Irritable Bowel Syndrome (IBS): [1,2] Several long-term studies over recent years have documented the beneficial responses of IBS patients to conventional therapies that control intestinal dysbiosis, a gut-brain-linked phenomenon, which included positive patient expectations in the placebo groups.
References
- Finniss DG, TJ Kaptchuk, F Miller, F Benedetti (2010) Placebo effects: biological, clinical, and ethical advances. Lancet 375(9715): 686-695.
- Kaptchuck TJ, FG Miller (2015) Placebo effects in medicine. N Engl J Med 373(1): 8-9.
- Aiuti F, M Sirianni, Fiorilli M, Paganelli R, Stella A, et al. (1984) A placebo-controlled trial of thymic hormone treatment of recurrent herpes simplex labialis infection in immunodeficient host: Results after a 1-year follow-up. Clin Immunol Immunopathol 30(1): 11-18.
- Bengston W, Moga M (2007) Resonance, placebo effects, and type II errors: some implications from healing research for experimental methods. J Altern Compl Med 13(3): 317-327.
- Singh SK, U Dimri, SK Saxena, RK Jadhav (2010) Therapeutic management of canine atopic dermatitis by combination of pentoxifylline and PUFAs. J Vet Pharmacol Ther 33(5): 495-498.
- Hasturk H, E Goguet Surmenion, A Blackwood, C Andry, SA Kantarci (2009) 1-tetradecanol complex: therapeutic actions in experimental periodontitis. J Periodontol 80(7): 1103-1113.
- Lozada C, E del Rio, D Rietberg, R Smith, C Kahn, et al. (2017) A double-blind, randomized, saline-controlled study of the efficacy and safety of co-administered intra-articular injections of Tr14 and Ze14 for treatment of painful osteoarthritis of the knee. The MOZArT trial. Eur J Integ Med 13: 54-63.
- Sifferlin A (2018) Placebo’s new power: What the emergence of the “honest placebo” says about healing in America. TIME Magazine 192(9/10): 64-69.
- Park A (2019) How a discontinued Alzheimer’s drug study got a second life.

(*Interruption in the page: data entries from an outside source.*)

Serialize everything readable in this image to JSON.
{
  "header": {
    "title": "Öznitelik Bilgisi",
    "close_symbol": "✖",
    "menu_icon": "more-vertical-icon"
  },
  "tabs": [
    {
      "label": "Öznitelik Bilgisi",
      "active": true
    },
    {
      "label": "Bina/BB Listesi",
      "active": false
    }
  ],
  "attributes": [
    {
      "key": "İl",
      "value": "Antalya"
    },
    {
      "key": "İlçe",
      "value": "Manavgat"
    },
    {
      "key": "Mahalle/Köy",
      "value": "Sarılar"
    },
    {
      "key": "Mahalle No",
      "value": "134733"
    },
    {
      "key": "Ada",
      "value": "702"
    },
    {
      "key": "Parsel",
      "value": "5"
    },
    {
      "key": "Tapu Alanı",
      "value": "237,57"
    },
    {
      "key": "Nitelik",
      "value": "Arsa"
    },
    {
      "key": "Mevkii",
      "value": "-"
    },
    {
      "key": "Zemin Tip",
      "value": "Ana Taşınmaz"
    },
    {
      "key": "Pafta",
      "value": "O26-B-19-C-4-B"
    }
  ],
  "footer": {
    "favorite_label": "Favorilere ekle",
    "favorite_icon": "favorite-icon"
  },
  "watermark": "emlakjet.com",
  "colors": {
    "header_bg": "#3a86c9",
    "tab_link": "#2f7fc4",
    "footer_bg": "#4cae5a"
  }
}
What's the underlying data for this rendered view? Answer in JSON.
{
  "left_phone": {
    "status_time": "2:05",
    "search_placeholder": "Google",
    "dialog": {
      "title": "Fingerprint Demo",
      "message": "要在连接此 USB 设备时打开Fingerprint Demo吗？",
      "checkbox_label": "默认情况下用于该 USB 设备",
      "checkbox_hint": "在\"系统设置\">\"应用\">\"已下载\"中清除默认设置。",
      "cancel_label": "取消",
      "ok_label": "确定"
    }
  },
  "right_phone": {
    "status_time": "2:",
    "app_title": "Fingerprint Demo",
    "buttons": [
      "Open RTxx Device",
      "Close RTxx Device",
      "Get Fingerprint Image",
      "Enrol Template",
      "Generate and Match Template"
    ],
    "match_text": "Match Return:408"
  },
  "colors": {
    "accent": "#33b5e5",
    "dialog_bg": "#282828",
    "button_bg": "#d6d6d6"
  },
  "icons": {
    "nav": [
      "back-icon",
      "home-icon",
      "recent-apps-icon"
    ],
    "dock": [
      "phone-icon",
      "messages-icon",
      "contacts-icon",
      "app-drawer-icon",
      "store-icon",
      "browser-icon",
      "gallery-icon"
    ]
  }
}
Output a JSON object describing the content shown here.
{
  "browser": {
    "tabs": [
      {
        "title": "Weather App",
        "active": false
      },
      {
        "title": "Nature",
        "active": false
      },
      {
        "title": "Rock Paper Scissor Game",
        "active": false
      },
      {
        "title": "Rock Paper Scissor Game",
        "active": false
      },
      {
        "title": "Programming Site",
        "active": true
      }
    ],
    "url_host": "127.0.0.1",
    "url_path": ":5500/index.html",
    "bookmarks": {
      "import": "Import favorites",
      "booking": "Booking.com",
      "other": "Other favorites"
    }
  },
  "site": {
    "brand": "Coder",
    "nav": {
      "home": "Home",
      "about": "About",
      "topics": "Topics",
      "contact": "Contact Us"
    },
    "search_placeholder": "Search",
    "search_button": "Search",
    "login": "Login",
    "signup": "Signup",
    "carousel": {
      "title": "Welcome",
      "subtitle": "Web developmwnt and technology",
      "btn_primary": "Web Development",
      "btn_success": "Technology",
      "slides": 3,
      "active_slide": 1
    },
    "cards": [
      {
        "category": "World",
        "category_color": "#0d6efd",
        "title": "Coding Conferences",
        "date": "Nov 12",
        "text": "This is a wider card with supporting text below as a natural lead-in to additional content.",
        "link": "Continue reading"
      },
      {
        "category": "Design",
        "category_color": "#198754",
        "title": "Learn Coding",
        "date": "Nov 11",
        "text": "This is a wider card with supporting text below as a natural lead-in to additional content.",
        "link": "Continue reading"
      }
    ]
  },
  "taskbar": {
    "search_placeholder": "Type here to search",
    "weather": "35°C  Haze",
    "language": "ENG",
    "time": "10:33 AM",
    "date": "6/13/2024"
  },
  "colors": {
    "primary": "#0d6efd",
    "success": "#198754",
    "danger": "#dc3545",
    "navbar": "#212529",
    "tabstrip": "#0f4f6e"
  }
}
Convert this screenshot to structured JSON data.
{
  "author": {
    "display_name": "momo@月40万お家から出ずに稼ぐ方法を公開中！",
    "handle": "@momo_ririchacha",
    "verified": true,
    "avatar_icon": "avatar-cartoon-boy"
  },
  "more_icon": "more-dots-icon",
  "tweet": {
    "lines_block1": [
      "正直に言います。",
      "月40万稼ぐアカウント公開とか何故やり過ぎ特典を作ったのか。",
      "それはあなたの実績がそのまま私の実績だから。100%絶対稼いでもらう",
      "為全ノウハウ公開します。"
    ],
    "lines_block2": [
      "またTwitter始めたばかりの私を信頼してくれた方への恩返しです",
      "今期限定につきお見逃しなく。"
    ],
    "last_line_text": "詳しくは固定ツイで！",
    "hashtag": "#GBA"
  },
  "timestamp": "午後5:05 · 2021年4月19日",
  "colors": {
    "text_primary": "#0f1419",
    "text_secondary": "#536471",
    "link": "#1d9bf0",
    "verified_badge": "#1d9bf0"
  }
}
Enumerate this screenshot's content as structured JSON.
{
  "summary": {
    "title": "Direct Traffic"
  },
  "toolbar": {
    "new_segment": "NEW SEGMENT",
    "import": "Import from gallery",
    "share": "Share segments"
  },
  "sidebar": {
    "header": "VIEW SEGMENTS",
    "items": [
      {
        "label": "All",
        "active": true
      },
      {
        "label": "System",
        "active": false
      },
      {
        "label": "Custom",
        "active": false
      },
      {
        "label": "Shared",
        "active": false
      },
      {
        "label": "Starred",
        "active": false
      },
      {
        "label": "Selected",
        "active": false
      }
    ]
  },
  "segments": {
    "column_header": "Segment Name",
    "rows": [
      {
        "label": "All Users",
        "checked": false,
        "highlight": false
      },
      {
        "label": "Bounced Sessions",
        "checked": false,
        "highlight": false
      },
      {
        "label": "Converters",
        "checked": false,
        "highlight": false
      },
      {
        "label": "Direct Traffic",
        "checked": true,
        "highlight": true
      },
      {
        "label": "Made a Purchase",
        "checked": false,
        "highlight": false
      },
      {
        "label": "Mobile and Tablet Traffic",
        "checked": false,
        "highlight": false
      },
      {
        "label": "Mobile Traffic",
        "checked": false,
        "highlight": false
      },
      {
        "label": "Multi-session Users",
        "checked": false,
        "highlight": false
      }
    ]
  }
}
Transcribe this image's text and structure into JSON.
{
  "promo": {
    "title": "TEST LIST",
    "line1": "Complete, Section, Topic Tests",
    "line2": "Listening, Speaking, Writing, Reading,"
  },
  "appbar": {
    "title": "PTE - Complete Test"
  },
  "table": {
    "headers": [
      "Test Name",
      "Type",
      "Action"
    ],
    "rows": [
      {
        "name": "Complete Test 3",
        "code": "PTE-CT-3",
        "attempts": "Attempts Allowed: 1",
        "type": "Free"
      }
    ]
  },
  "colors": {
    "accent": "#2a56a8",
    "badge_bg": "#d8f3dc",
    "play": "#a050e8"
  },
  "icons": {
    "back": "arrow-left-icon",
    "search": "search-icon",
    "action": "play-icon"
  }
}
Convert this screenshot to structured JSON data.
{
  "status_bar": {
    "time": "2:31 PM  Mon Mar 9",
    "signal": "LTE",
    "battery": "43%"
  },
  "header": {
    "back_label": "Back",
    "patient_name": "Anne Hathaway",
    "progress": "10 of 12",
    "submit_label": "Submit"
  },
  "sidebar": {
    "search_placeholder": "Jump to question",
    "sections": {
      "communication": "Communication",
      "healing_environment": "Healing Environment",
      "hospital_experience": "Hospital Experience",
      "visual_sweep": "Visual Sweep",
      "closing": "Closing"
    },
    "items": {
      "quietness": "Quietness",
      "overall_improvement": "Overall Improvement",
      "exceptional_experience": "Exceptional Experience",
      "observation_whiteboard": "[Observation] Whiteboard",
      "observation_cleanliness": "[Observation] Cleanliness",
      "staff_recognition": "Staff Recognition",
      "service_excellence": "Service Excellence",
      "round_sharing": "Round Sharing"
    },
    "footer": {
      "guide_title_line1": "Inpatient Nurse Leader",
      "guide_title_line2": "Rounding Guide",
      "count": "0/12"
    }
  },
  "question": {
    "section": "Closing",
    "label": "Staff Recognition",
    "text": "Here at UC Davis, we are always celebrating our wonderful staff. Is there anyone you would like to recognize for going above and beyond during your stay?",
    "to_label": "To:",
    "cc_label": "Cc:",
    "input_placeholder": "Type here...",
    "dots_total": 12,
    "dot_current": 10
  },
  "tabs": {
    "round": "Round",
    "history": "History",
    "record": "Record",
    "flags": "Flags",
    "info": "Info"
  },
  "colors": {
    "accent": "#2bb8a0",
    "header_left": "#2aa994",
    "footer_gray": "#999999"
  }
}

TIME Magazine 194(20): 16-17.
- Vachon Presseau E, SE Berger, TB Abdullah, L Hung, Guillermo A, et al. (2018) Brain and psychological determinants of placebo pill response in chronic pain patients. Nat Comm 3397.
- Duggal R, DB Menkes (2011) Evidence-based medicine in practice. Int J Clin Pract 65(6): 639-644.
- Beneditti F (2008) Mechanisms of placebo and placebo-related effects across diseases and treatments. Annu Rev Pharmacol Toxicol 48: 33-60.